Chão
Lenine
BRUNA VELOSO
Publicado em 13/10/2011, às 10h55 - Atualizado em 14/10/2011, às 15h13Músico cria trabalho corajoso, trafegando entre sintetizadores e sons orgânicos
Embora Lenine tenha estudado química, a palavra “fórmula” parece não fazer parte do dicionário do artista pernambucano. Entre um álbum e outro, ele sempre buscou novos caminhos musicais para amparar suas composições, sem se manter preso a maneirismos ou receitas, ainda que isso pudesse
parecer sedutor. Mas agora o rompimento é definitivamente maior: depois de um disco como Labiata (2008), com o peso de músicas como “Excesso Exceto”, Lenine retorna com Chão, um álbum, como ele próprio define, “minimal”.
Chão é um jogo de montar, com dez pequenas peças complementares, como ligadas por um fio invisível. Da música-título, na abertura, a “Isso É Só o Começo”, a última, são pouco mais de 28 minutos. Depois de ouvir as faixas algumas vezes, a sensação é de que cada um desses minutos foi pensado de forma a chamar o próximo, fazendo com que Chão seja realmente um álbum, no sentido completo (e cada vez mais raro) da palavra: uma obra ordenada, circular, não apenas um punhado de singles reunidos em um mesmo CD. Nove das faixas de Chão têm um elemento não “musical” – uma inspiração tirada da música concreta, com uma boa parcela de influência do filho do meio de Lenine, Bruno Giorgi, de 22 anos. Essa é outra novidade: diferente dos trabalhos anteriores, o projeto foi pensado e concebido apenas a três – pai e filho (o “chão” de Lenine é a família; na capa, ele aparece com o neto, Tom) e o guitarrista JR Tostoi, que há anos faz parte da banda do cantor.

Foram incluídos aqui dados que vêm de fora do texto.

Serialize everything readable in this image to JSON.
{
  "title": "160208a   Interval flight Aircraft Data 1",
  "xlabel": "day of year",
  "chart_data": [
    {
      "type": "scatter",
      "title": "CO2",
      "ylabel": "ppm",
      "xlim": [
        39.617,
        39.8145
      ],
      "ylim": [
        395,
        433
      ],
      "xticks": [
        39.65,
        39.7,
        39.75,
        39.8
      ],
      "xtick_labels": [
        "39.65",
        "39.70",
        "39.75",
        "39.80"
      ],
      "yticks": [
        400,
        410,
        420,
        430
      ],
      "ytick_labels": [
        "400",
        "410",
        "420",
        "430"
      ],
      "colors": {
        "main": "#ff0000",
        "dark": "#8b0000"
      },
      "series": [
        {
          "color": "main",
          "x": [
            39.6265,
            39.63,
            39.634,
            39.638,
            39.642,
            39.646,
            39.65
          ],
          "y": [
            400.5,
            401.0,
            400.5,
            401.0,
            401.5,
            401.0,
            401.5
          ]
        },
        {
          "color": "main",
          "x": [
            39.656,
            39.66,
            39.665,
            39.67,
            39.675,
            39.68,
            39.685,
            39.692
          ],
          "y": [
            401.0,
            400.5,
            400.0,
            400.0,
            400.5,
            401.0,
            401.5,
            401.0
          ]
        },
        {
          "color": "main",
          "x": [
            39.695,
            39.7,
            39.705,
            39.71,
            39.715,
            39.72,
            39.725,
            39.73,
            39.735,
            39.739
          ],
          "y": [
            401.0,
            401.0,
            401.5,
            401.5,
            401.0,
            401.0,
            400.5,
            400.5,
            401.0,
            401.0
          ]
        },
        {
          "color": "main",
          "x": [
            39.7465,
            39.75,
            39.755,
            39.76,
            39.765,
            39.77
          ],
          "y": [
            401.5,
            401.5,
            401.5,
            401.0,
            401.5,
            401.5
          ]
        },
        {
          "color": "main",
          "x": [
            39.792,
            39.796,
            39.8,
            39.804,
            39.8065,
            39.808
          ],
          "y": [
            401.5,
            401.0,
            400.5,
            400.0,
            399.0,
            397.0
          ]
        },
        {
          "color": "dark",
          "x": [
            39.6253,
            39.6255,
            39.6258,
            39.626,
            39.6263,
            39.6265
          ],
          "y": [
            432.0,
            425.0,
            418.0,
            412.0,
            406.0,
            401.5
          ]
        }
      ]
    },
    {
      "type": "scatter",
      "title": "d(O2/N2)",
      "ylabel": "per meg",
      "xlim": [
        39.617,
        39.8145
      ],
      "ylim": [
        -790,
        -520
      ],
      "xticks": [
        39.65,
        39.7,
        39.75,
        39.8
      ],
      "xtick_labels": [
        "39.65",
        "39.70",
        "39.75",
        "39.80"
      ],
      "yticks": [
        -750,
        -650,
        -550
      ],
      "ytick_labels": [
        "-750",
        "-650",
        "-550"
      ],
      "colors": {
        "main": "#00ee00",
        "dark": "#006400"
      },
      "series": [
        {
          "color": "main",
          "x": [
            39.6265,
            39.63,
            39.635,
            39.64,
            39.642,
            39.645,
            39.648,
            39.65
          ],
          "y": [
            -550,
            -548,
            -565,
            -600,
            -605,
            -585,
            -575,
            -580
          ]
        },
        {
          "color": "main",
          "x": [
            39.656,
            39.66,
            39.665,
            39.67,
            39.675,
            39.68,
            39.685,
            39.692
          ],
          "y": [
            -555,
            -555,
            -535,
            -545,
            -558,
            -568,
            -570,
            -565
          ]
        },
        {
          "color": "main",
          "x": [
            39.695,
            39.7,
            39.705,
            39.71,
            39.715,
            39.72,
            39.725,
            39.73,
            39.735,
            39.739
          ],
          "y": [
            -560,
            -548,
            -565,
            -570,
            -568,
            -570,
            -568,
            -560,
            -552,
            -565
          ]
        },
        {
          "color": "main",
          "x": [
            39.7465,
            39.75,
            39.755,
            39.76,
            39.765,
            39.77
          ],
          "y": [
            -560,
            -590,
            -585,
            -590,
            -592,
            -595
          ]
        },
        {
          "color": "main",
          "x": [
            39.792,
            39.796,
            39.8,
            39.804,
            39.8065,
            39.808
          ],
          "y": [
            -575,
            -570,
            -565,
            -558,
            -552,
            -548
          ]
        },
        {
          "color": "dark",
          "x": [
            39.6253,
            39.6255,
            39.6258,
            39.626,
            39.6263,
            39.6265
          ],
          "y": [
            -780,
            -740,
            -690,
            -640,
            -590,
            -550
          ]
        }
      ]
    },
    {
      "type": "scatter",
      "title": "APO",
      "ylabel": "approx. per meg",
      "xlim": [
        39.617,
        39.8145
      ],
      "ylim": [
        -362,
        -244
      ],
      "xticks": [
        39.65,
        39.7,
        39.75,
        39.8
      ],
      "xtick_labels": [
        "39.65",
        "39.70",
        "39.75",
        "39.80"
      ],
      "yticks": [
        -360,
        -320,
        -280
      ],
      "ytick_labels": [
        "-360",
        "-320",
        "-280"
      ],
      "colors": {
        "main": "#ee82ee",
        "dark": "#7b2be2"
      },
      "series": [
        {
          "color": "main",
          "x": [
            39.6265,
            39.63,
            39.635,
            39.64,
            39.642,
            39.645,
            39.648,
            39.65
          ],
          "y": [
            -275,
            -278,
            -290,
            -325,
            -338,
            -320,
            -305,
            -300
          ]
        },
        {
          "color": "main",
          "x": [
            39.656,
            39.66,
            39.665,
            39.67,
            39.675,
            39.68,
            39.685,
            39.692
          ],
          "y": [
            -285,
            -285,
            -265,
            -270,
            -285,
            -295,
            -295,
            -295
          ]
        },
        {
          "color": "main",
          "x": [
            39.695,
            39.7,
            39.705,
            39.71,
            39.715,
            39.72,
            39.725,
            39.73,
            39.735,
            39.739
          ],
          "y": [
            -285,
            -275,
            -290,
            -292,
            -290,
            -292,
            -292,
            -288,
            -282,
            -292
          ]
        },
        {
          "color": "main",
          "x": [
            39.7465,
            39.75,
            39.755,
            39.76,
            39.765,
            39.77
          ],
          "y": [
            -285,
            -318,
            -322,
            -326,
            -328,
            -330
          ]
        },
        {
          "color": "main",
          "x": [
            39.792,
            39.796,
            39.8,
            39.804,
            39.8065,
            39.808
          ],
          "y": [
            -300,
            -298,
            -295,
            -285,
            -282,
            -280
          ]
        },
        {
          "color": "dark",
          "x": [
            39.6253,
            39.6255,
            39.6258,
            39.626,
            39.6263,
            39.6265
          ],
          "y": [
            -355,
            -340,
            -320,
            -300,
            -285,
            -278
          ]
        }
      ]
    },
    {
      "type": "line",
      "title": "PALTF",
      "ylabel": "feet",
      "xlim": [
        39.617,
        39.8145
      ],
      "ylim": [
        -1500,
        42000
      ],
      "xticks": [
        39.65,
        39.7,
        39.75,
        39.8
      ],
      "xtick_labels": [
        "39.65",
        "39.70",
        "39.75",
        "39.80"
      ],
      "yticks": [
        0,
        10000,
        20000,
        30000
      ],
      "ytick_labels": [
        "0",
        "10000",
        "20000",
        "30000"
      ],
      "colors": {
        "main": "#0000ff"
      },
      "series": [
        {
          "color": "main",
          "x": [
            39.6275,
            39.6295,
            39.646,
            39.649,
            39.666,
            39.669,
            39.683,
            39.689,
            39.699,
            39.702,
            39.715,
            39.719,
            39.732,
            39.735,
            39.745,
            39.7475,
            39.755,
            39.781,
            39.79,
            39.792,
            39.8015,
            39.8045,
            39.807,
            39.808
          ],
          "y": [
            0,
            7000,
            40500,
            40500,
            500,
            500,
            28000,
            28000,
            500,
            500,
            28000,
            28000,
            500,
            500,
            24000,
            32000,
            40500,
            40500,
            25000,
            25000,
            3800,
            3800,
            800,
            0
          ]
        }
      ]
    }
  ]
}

“Chão” começa com o som de passos, que permanecem durante os 3’31’’ da música, a mais longa do álbum. A letra, escrita por Lenine com o parceiro Lula Queiroga (ao lado de quem, há quase 20 anos, lançou o primeiro LP, Baque Solto, hoje uma raridade), é menos direta que de costume, mais abstrata, enquanto a música em si abre uma atmosfera de tensão, com sons eletrônicos. Quando o barulho dos passos começa a baixar, entram batidas de um coração, que introduzem “Se Não For Amor Eu Cegue”, de estrofes curtas. A guitarra de Tostoi sugere certa urgência, ainda que os versos sejam sobre o amor, tema constante no repertório de Lenine (na obra dele, nunca com clichês). Depois da aura apreensiva do início – que retorna mais adiante – vem “Amor É para Quem Ama”, uma pérola de calmaria pontuada pelo canto de Frederico – um passarinho – e com citação a Grande Sertão: Veredas, de Guimarães Rosa.
Nenhuma das músicas de Chão tem bateria, mas todos os espaços são muito bem preenchidos – seja pela pausa milimetricamente colocada, seja pela forma característica de Lenine tocar violão – menos presente neste disco, é verdade –, por sintetizadores ou pelos sons orgânicos. Como em “Malvadeza”, em que o som maior é o de cigarras, ou na tocante “De Onde Vem a Canção”, com os “tics” de um metrônomo e de uma máquina de escrever. Embora menos comercial, dá para prever pelo menos duas músicas de Chão como música-tema de algum personagem de novela: “Envergo Mas Não Quebro” (elemento: motosserra) e “Tudo que Me Falta, Nada que Me Sobra” (a única sem sons não instrumentais), as mais aceleradas do disco. Fechando o pacote, está, curiosamente, “Isso É Só o Começo”, que de forma emblemática apresenta todos os elementos usados nas faixas anteriores – além dos já citados, há ainda uma máquina de lavar e uma chaleira. Enquanto alguns artistas consagrados perdem-se em autorreferências tediosas, amargam em longos períodos de inverno criativo ou simplesmente rendem-se à facilidade de permanecer no lugar-comum, Chão comprova que Lenine pertence a uma classe distinta: a do artista em constante evolução.